Brownies festooned with company logos. Colorful lighters sporting corporate websites. Lightweight plastic grinders ready for imprinting with dispensary brand names. While dozens of exhibitors at the second annual Cannabis World Congress & Business Expo in New York City last week got their “open for business” message out with imaginative promotional products, there wasn’t a single marijuana seed, scent or bud in sight.

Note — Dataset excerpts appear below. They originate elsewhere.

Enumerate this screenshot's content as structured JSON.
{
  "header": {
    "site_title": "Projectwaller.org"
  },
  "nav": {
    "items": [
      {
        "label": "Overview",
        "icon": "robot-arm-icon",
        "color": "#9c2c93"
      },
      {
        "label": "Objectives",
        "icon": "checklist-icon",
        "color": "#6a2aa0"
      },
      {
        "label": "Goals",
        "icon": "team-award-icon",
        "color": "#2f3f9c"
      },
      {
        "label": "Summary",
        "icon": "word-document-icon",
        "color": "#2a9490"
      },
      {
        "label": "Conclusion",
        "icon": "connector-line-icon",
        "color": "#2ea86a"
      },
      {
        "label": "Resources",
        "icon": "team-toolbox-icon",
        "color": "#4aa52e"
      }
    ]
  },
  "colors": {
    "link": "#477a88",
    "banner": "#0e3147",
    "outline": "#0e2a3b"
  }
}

New York is expected to join 23 other states in legalizing medical marijuana by 2016. But until it does, exhibitors looking to cash in on the growing “green rush” will have to make do with pot-less brownies at conferences like the one held June 17-19 at the Jacob Javits Center.
At the show, companies like CannaVest (hemp-derived CBD products), CannaPharma RX (pharmaceutical pipeline for cannabinoid medicines) and MarijuanaDoctors.com (online medical marijuana recommendations) dispensed plenty of freebies along with business advice to budding entrepreneurs and investors. “This is pretty unique for marketing,” said a 25-year-old attendee who put a lighter, grinder, pens and tea bags into a bright yellow conference bag – another popular giveaway. Like many browsers, she wouldn’t give her name, saying, “I don’t want my company to know I’m here.”
Although the still-largely-illegal marijuana trade remains more Cheech and Chong than Goldman Sachs, that’s changing – fast. The “Cannabis Means Business” conference was sponsored by an association dedicated to pushing the burgeoning industry’s investment potential. According to Forbes magazine, “While the direct growth and sales of marijuana are heavily regulated, associated businesses have very low barriers to entry or expansion. Existing small businesses like t-shirt printers, agriculture suppliers, construction crews, and marketing firms have new businesses and customers to call on.”
About 90 companies exhibited at last week’s show, including compliance and security consultants, greenhouse manufacturers, “wonder soil” providers, grow light specialists and vape sellers, with engineers showing off shiny new technology needed for mass pot production.
In all, it’s a burgeoning market that distributors would be wise to watch and call on as it gets even bigger. “Let’s just say retirement has moved up,” said Jay Griffin, of the Denver Consulting Group, which branched out from a marijuana dispensary business in 2014. “It’s been a great ride, especially with the explosion in recreational.”